MARTYN NAMORONG | Supported by the Chalapi Pomat Writing Fellowship
IT IS GENERALLY OBSERVED that Papua New Guinea’s internet discussion forums - like Sharp Talk on Facebook - are becoming lost in the ‘noise’ generated by their members, such that the outcomes of each discussion thread are difficult to define.
Sharp Talk and similar forums appeal to a certain demographic group - people in their late 20s and a bit onwards.
But what of the younger generation of PNG’s Facebook addicts? Many have turned to the ‘Confessions’ pages of Facebook.
Indeed such pages are the rage at the moment; with so many popping up to easily gather audiences.
One of the most popular in PNG is the NCD School Love Confessions Page where one can get into the minds of Port Moresby’s students as they discuss online their secret lives as well as take their school fights.
The most popular remain the news pages with The PNG news page being perhaps the most popular. News page was the first PNG Facebook group dedicated to providing news and has become one of the most trusted news sources.
Various other media organisations have set up news pages (the newspapers are notably absent).

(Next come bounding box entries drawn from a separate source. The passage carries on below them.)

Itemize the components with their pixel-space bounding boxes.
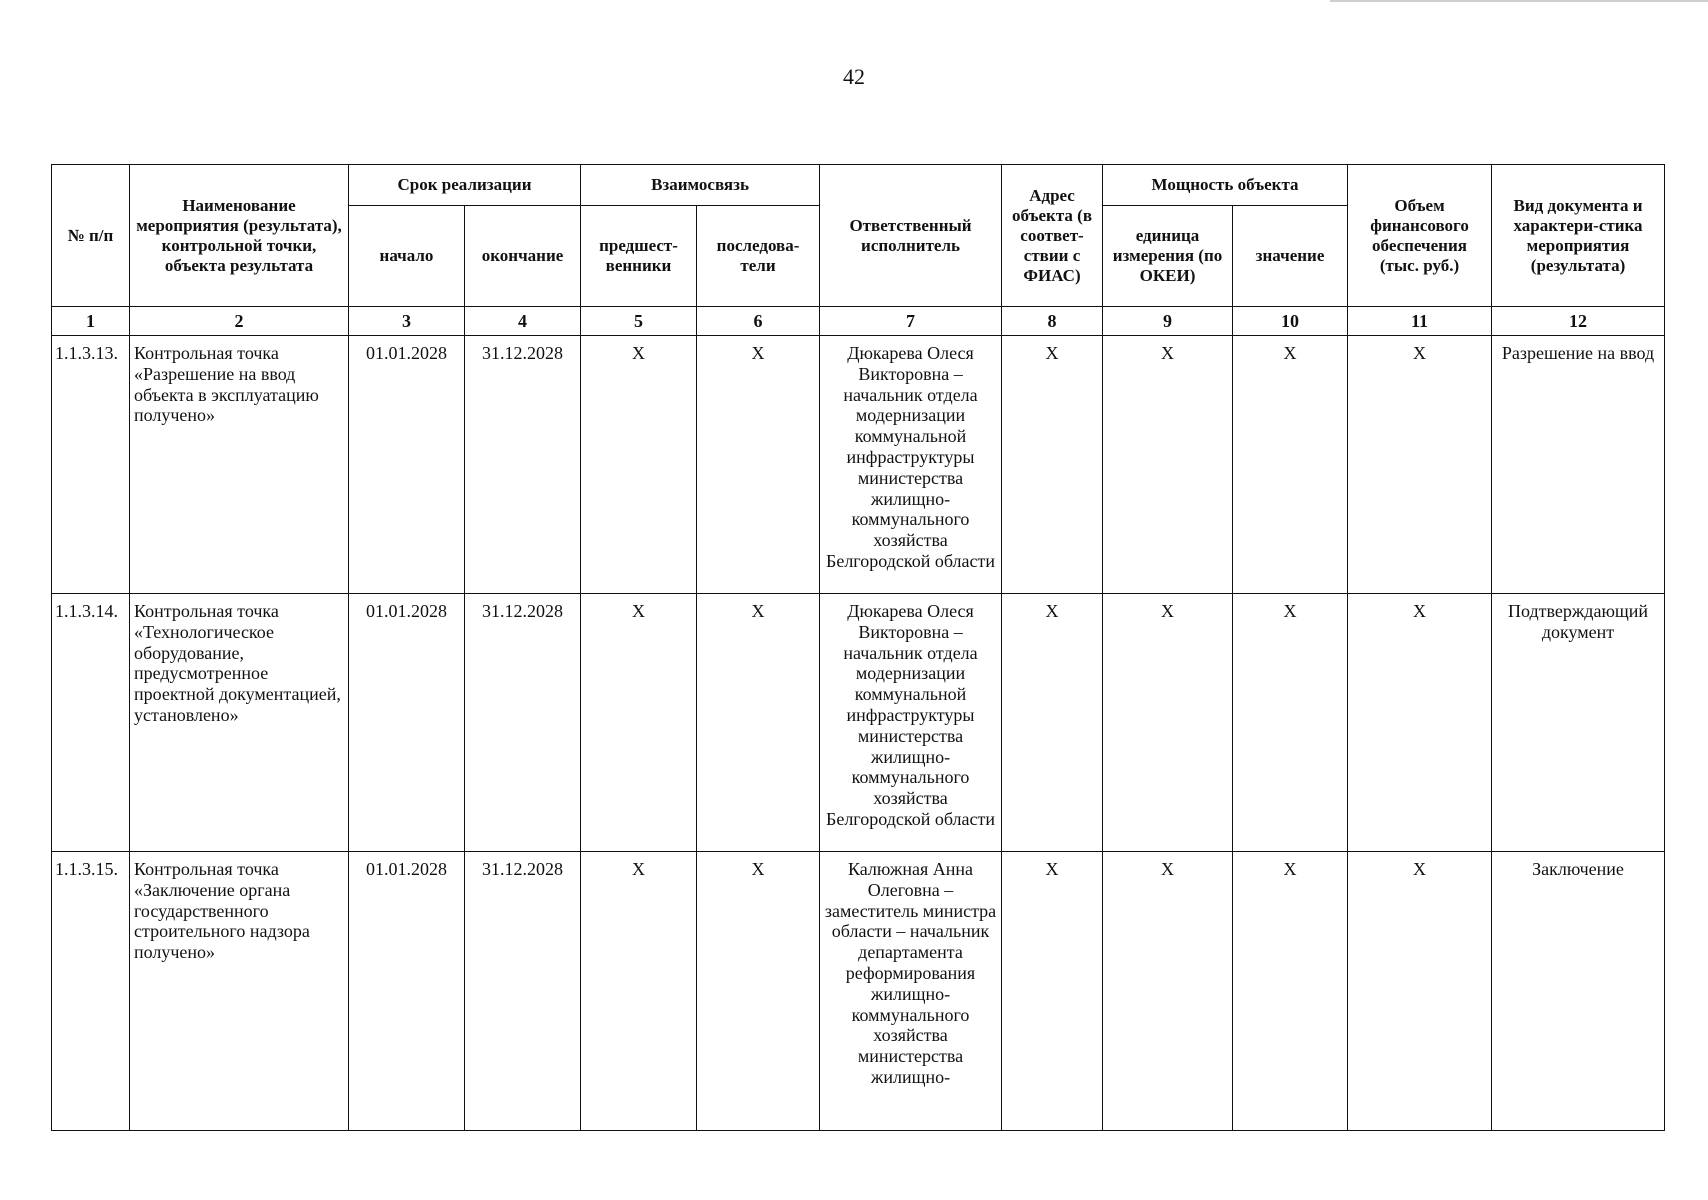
row-address: X xyxy=(1002,594,1103,852)
row-document: Подтверждающий документ xyxy=(1492,594,1665,852)
column-number: 10 xyxy=(1233,307,1348,336)
column-number: 6 xyxy=(697,307,820,336)
header-num: № п/п xyxy=(52,165,130,307)
row-financing: X xyxy=(1348,852,1492,1131)
column-number: 3 xyxy=(349,307,465,336)
column-number: 7 xyxy=(820,307,1002,336)
row-document: Заключение xyxy=(1492,852,1665,1131)
row-address: X xyxy=(1002,852,1103,1131)
header-unit: единица измерения (по ОКЕИ) xyxy=(1103,206,1233,307)
row-address: X xyxy=(1002,336,1103,594)
row-responsible: Калюжная Анна Олеговна – заместитель министра области – начальник департамента реформирования жилищно-коммунального хозяйства министерства жилищно- xyxy=(820,852,1002,1131)
row-end: 31.12.2028 xyxy=(465,594,581,852)
table-row xyxy=(52,594,1665,852)
header-capacity-group: Мощность объекта xyxy=(1103,165,1348,206)
plan-table-wrapper xyxy=(51,164,1665,1131)
row-value: X xyxy=(1233,336,1348,594)
header-predecessors: предшест-венники xyxy=(581,206,697,307)
header-financing: Объем финансового обеспечения (тыс. руб.) xyxy=(1348,165,1492,307)
row-name: Контрольная точка «Заключение органа государственного строительного надзора получено» xyxy=(130,852,349,1131)
page-number: 42 xyxy=(843,64,865,89)
header-start: начало xyxy=(349,206,465,307)
row-successors: X xyxy=(697,336,820,594)
header-value: значение xyxy=(1233,206,1348,307)
row-start: 01.01.2028 xyxy=(349,336,465,594)
column-number: 11 xyxy=(1348,307,1492,336)
row-financing: X xyxy=(1348,336,1492,594)
column-number: 5 xyxy=(581,307,697,336)
header-successors: последова-тели xyxy=(697,206,820,307)
row-successors: X xyxy=(697,594,820,852)
row-number: 1.1.3.15. xyxy=(52,852,130,1131)
table-row xyxy=(52,336,1665,594)
row-name: Контрольная точка «Технологическое оборудование, предусмотренное проектной документацией, установлено» xyxy=(130,594,349,852)
row-document: Разрешение на ввод xyxy=(1492,336,1665,594)
table-row xyxy=(52,852,1665,1131)
row-name: Контрольная точка «Разрешение на ввод объекта в эксплуатацию получено» xyxy=(130,336,349,594)
row-end: 31.12.2028 xyxy=(465,852,581,1131)
header-row-1 xyxy=(52,165,1665,206)
row-financing: X xyxy=(1348,594,1492,852)
row-predecessors: X xyxy=(581,594,697,852)
row-number: 1.1.3.13. xyxy=(52,336,130,594)
column-number: 9 xyxy=(1103,307,1233,336)
row-start: 01.01.2028 xyxy=(349,594,465,852)
row-value: X xyxy=(1233,594,1348,852)
scan-artifact-line xyxy=(1330,0,1708,2)
column-number: 4 xyxy=(465,307,581,336)
header-end: окончание xyxy=(465,206,581,307)
header-name: Наименование мероприятия (результата), контрольной точки, объекта результата xyxy=(130,165,349,307)
row-end: 31.12.2028 xyxy=(465,336,581,594)
row-unit: X xyxy=(1103,594,1233,852)
column-number: 12 xyxy=(1492,307,1665,336)
header-document: Вид документа и характери-стика мероприятия (результата) xyxy=(1492,165,1665,307)
plan-table xyxy=(51,164,1665,1131)
column-number: 2 xyxy=(130,307,349,336)
row-predecessors: X xyxy=(581,852,697,1131)
row-predecessors: X xyxy=(581,336,697,594)
row-unit: X xyxy=(1103,852,1233,1131)
column-number: 1 xyxy=(52,307,130,336)
header-period-group: Срок реализации xyxy=(349,165,581,206)
row-unit: X xyxy=(1103,336,1233,594)
header-address: Адрес объекта (в соответ-ствии с ФИАС) xyxy=(1002,165,1103,307)
row-successors: X xyxy=(697,852,820,1131)
row-start: 01.01.2028 xyxy=(349,852,465,1131)
column-number: 8 xyxy=(1002,307,1103,336)
column-number-row xyxy=(52,307,1665,336)
row-number: 1.1.3.14. xyxy=(52,594,130,852)
row-value: X xyxy=(1233,852,1348,1131)
header-responsible: Ответственный исполнитель xyxy=(820,165,1002,307)
row-responsible: Дюкарева Олеся Викторовна – начальник отдела модернизации коммунальной инфраструктуры министерства жилищно-коммунального хозяйства Белгородской области xyxy=(820,594,1002,852)
header-relation-group: Взаимосвязь xyxy=(581,165,820,206)
row-responsible: Дюкарева Олеся Викторовна – начальник отдела модернизации коммунальной инфраструктуры министерства жилищно-коммунального хозяйства Белгородской области xyxy=(820,336,1002,594)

It’s worth noting that within a nation where information travels relatively slowly, old news is still big news.
The mobile phone has changed the news dynamic in PNG. Towards the end of last year, the biggest controversy involving Ok Tedi mine was sparked by a Fly River woman with a mobile phone.
The irony was that mobile phone coverage in Western Province was made possible by Ok Tedi’s major shareholder, the PNG Sustainable Development Program.
This story is similar to the events that led to the downfall of the Somare regime which was also linked to improved communications. It was during the Somare years that Papua New Guineans benefited from cheaper telecommunications due to the entry of Digicel.
But improved telecommunications also meant that rumours and bad news about the regime would spread like wildfire, especially during Somare’s protracted hospitalisation in Singapore.
Blogs continue to play a significant role in PNG, being perhaps the most influential form of media. PNG Exposed, PNG Mine Watch and PNG Blogs have the greatest influence on the national discourse.
Looking into 2013, Papua New Guinea’s tech-savvy urban youth will continue to feel ripped off by Digicel.
Internet is still expensive and many users are starting the switch to Bmobile, which also provides 3G coverage in some urban centres.
However availability of compatible handsets and limited coverage by Bmobile will prevent some from making the switch from Digicel.
2013 may also be a year where PNG based business advertising increases as witnessed by the number of new ads popping up on Facebook.
As more voices are added to an accelerating social network, noise begins to increase. The outcome is likely to be an increase in closed discussion groups where membership is limited to like-minded people.
So 2013 may see a more mature Facebook crowd, with like-minded people creating spaces that may bring change for good or for worse.
Problems are emerging from the abuse of social media. The amount of Papua New Guinean pornographic material featuring online is likely to increase. This raises privacy issues for many naïve individuals getting linked to the web for the first time.
The PNG telecommunications body NICTA (National Information and Communications Technology Authority) has developed policies and legislation to address cyber-crime and the Minister for Internal Security has suggested having all mobile phones properly registered as problems linked to phone use arise.
How the government balances the need to address the social and criminal issues arising from use of information technology whilst maintaining freedom of speech online will be closely watched by all stakeholders.
There is also a need for Freedom of Information legislation and protection of whistle-blowers.
Whilst information can be anonymously leaked online, it would be better for proper channels of communication to be created so that Papua New Guineans can have mature discussions about the issues that face the nation, its people and the environment.